Milena Hodrová, in the second chapter of Looking Always, writes a letter to her daughter in which she includes a favorite Carl Sandburg poem titled “Fog:”
The fog comes
on little cat feet.
It sits looking
over harbor and city
on silent haunches
and then moves on.
Back in 2007, a fog had drifted into my brain. It was by no means moving on, but instead was obscuring any glimpse of what might come next for me as retirement from academic life loomed. What would I do?
Then, I attended a talk in which the speaker* explained her reasons for writing a memoir. There were twelve and she began to list them. One was to make sense of her past. Another was to find out who she was. Yet another, to claim her own small portion of the globe. As she spoke, I shifted in my chair, my late afternoon slouch giving way to edge-of-the-seat excitement.

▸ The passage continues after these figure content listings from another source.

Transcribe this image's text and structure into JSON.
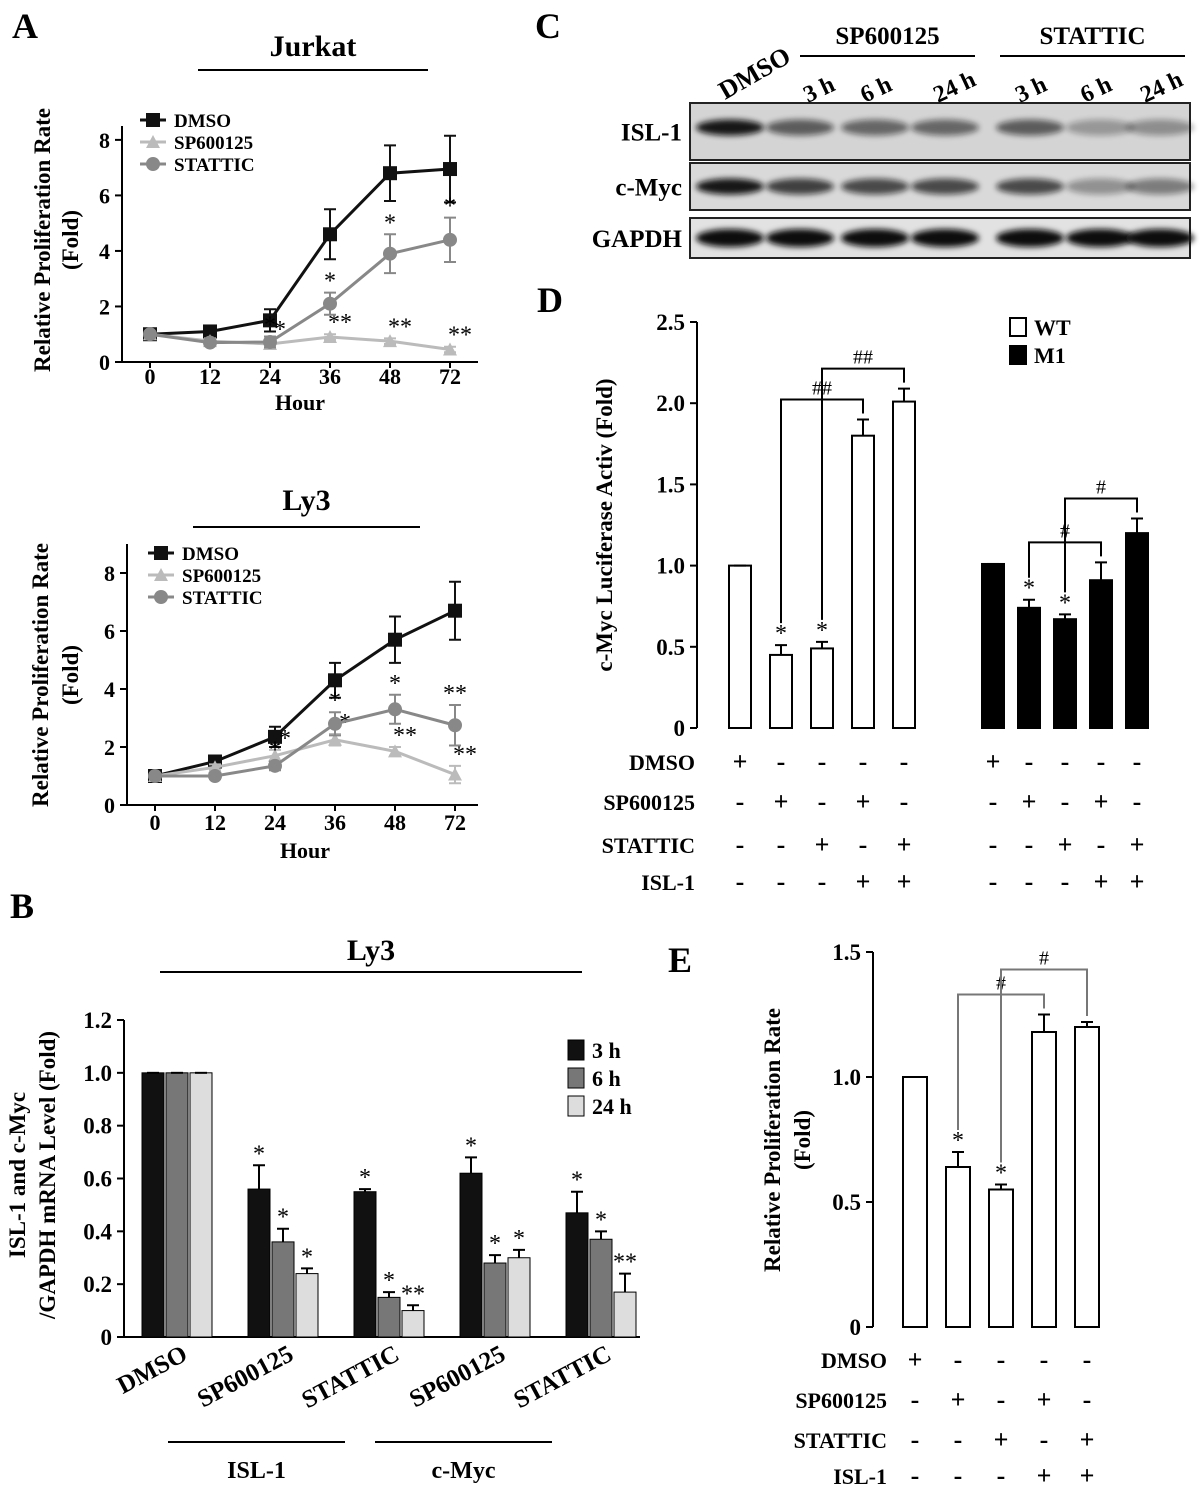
{
  "panels": [
    "A",
    "B",
    "C",
    "D",
    "E"
  ],
  "blot": {
    "control": "DMSO",
    "treatments": [
      {
        "label": "SP600125",
        "times": [
          "3 h",
          "6 h",
          "24 h"
        ]
      },
      {
        "label": "STATTIC",
        "times": [
          "3 h",
          "6 h",
          "24 h"
        ]
      }
    ],
    "rows": [
      "ISL-1",
      "c-Myc",
      "GAPDH"
    ]
  },
  "chart_data": [
    {
      "type": "line",
      "title": "Jurkat",
      "categories": [
        "0",
        "12",
        "24",
        "36",
        "48",
        "72"
      ],
      "xlabel": "Hour",
      "ylabel": [
        "Relative Proliferation Rate",
        "(Fold)"
      ],
      "ylim": [
        0,
        8.5
      ],
      "yticks": [
        0,
        2,
        4,
        6,
        8
      ],
      "series": [
        {
          "name": "DMSO",
          "color": "#111111",
          "marker": "square",
          "values": [
            1,
            1.1,
            1.5,
            4.6,
            6.8,
            6.95
          ],
          "errors": [
            0.1,
            0.2,
            0.4,
            0.9,
            1.0,
            1.2
          ],
          "annotations": [
            null,
            null,
            null,
            null,
            null,
            null
          ]
        },
        {
          "name": "SP600125",
          "color": "#bbbbbb",
          "marker": "triangle",
          "values": [
            1,
            0.75,
            0.65,
            0.9,
            0.75,
            0.45
          ],
          "errors": [
            0.1,
            0.1,
            0.1,
            0.1,
            0.1,
            0.1
          ],
          "annotations": [
            null,
            null,
            "*",
            "**",
            "**",
            "**"
          ]
        },
        {
          "name": "STATTIC",
          "color": "#888888",
          "marker": "circle",
          "values": [
            1,
            0.7,
            0.72,
            2.1,
            3.9,
            4.4
          ],
          "errors": [
            0.1,
            0.1,
            0.2,
            0.4,
            0.7,
            0.8
          ],
          "annotations": [
            null,
            null,
            "*",
            "*",
            "*",
            "*"
          ]
        }
      ]
    },
    {
      "type": "line",
      "title": "Ly3",
      "categories": [
        "0",
        "12",
        "24",
        "36",
        "48",
        "72"
      ],
      "xlabel": "Hour",
      "ylabel": [
        "Relative Proliferation Rate",
        "(Fold)"
      ],
      "ylim": [
        0,
        9
      ],
      "yticks": [
        0,
        2,
        4,
        6,
        8
      ],
      "series": [
        {
          "name": "DMSO",
          "color": "#111111",
          "marker": "square",
          "values": [
            1,
            1.5,
            2.35,
            4.3,
            5.7,
            6.7
          ],
          "errors": [
            0.1,
            0.2,
            0.35,
            0.6,
            0.8,
            1.0
          ],
          "annotations": [
            null,
            null,
            null,
            null,
            null,
            null
          ]
        },
        {
          "name": "SP600125",
          "color": "#bbbbbb",
          "marker": "triangle",
          "values": [
            1,
            1.3,
            1.7,
            2.25,
            1.85,
            1.05
          ],
          "errors": [
            0.1,
            0.1,
            0.2,
            0.2,
            0.15,
            0.3
          ],
          "annotations": [
            null,
            null,
            "*",
            "*",
            "**",
            "**"
          ]
        },
        {
          "name": "STATTIC",
          "color": "#888888",
          "marker": "circle",
          "values": [
            1,
            1.0,
            1.35,
            2.8,
            3.3,
            2.75
          ],
          "errors": [
            0.1,
            0.1,
            0.15,
            0.4,
            0.5,
            0.7
          ],
          "annotations": [
            null,
            null,
            "*",
            "*",
            "*",
            "**"
          ]
        }
      ]
    },
    {
      "type": "grouped_bar",
      "title": "Ly3",
      "categories": [
        "DMSO",
        "SP600125",
        "STATTIC",
        "SP600125",
        "STATTIC"
      ],
      "group_labels": [
        "ISL-1",
        "c-Myc"
      ],
      "ylabel": [
        "ISL-1 and c-Myc",
        "/GAPDH mRNA Level (Fold)"
      ],
      "ylim": [
        0,
        1.2
      ],
      "yticks": [
        0,
        0.2,
        0.4,
        0.6,
        0.8,
        {
          "value": 1,
          "label": "1.0"
        },
        1.2
      ],
      "series": [
        {
          "name": "3 h",
          "color": "#111111",
          "values": [
            1,
            0.56,
            0.55,
            0.62,
            0.47
          ],
          "errors": [
            0,
            0.09,
            0.01,
            0.06,
            0.08
          ],
          "annotations": [
            null,
            "*",
            "*",
            "*",
            "*"
          ]
        },
        {
          "name": "6 h",
          "color": "#777777",
          "values": [
            1,
            0.36,
            0.15,
            0.28,
            0.37
          ],
          "errors": [
            0,
            0.05,
            0.02,
            0.03,
            0.03
          ],
          "annotations": [
            null,
            "*",
            "*",
            "*",
            "*"
          ]
        },
        {
          "name": "24 h",
          "color": "#dddddd",
          "values": [
            1,
            0.24,
            0.1,
            0.3,
            0.17
          ],
          "errors": [
            0,
            0.02,
            0.02,
            0.03,
            0.07
          ],
          "annotations": [
            null,
            "*",
            "**",
            "*",
            "**"
          ]
        }
      ]
    },
    {
      "type": "condition_bar",
      "ylabel": [
        "c-Myc Luciferase Activ  (Fold)"
      ],
      "ylim": [
        0,
        2.5
      ],
      "yticks": [
        0,
        0.5,
        {
          "value": 1,
          "label": "1.0"
        },
        1.5,
        {
          "value": 2,
          "label": "2.0"
        },
        2.5
      ],
      "series": [
        {
          "name": "WT",
          "color": "#ffffff",
          "values": [
            1,
            0.45,
            0.49,
            1.8,
            2.01
          ],
          "errors": [
            0,
            0.06,
            0.04,
            0.1,
            0.08
          ],
          "annotations": [
            null,
            "*",
            "*",
            null,
            null
          ]
        },
        {
          "name": "M1",
          "color": "#000000",
          "values": [
            1.01,
            0.74,
            0.67,
            0.91,
            1.2
          ],
          "errors": [
            0,
            0.05,
            0.03,
            0.11,
            0.09
          ],
          "annotations": [
            null,
            "*",
            "*",
            null,
            null
          ]
        }
      ],
      "conditions": [
        {
          "name": "DMSO",
          "marks": [
            "+",
            "-",
            "-",
            "-",
            "-"
          ]
        },
        {
          "name": "SP600125",
          "marks": [
            "-",
            "+",
            "-",
            "+",
            "-"
          ]
        },
        {
          "name": "STATTIC",
          "marks": [
            "-",
            "-",
            "+",
            "-",
            "+"
          ]
        },
        {
          "name": "ISL-1",
          "marks": [
            "-",
            "-",
            "-",
            "+",
            "+"
          ]
        }
      ],
      "comparisons": [
        {
          "series": 0,
          "from": 1,
          "to": 3,
          "label": "##"
        },
        {
          "series": 0,
          "from": 2,
          "to": 4,
          "label": "##"
        },
        {
          "series": 1,
          "from": 1,
          "to": 3,
          "label": "#"
        },
        {
          "series": 1,
          "from": 2,
          "to": 4,
          "label": "#"
        }
      ],
      "bracket_color": "#000000",
      "legend": true
    },
    {
      "type": "condition_bar",
      "ylabel": [
        "Relative Proliferation Rate",
        "(Fold)"
      ],
      "ylim": [
        0,
        1.5
      ],
      "yticks": [
        0,
        0.5,
        {
          "value": 1,
          "label": "1.0"
        },
        1.5
      ],
      "series": [
        {
          "name": "WT",
          "color": "#ffffff",
          "values": [
            1,
            0.64,
            0.55,
            1.18,
            1.2
          ],
          "errors": [
            0,
            0.06,
            0.02,
            0.07,
            0.02
          ],
          "annotations": [
            null,
            "*",
            "*",
            null,
            null
          ]
        }
      ],
      "conditions": [
        {
          "name": "DMSO",
          "marks": [
            "+",
            "-",
            "-",
            "-",
            "-"
          ]
        },
        {
          "name": "SP600125",
          "marks": [
            "-",
            "+",
            "-",
            "+",
            "-"
          ]
        },
        {
          "name": "STATTIC",
          "marks": [
            "-",
            "-",
            "+",
            "-",
            "+"
          ]
        },
        {
          "name": "ISL-1",
          "marks": [
            "-",
            "-",
            "-",
            "+",
            "+"
          ]
        }
      ],
      "comparisons": [
        {
          "series": 0,
          "from": 1,
          "to": 3,
          "label": "#"
        },
        {
          "series": 0,
          "from": 2,
          "to": 4,
          "label": "#"
        }
      ],
      "bracket_color": "#777777",
      "legend": false
    }
  ]
}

I’d write a memoir. It’d be about pot.
For forty years I’d been fascinated with cannabis. I’d been the first to study its use by soldiers serving in Vietnam. I’d lobbied for decriminalization in the 1970s. Back then I’d also taught cancer patients about getting high to better tolerate chemotherapy. For a while, I was even an unpaid “dealer,” delivering baggies full of grower-donated grass to patients and nurses on oncology wards. I’d had a several year stint as a too-heavy user and then a struggle to quit. For more than twenty years I’d studied counseling approaches for cannabis dependence.
In the seven years of writing the memoir, I exchanged drafts with fellow writers and shared feedback. Some were writing fiction and soon I was drawn to that genre. The characters and plot of Looking Always sprouted from a few seeds of ideas: a middle-aged man struggling with loss, an elderly Holocaust survivor living a life of vitality, and correspondence rich with wisdom.
Today, my wife and I live in Seattle with our Australian Shepherd, Jade. Cheryl’s retirement from academia led to a career as an artist and I’m at work on a new novel, this time involving time-travel.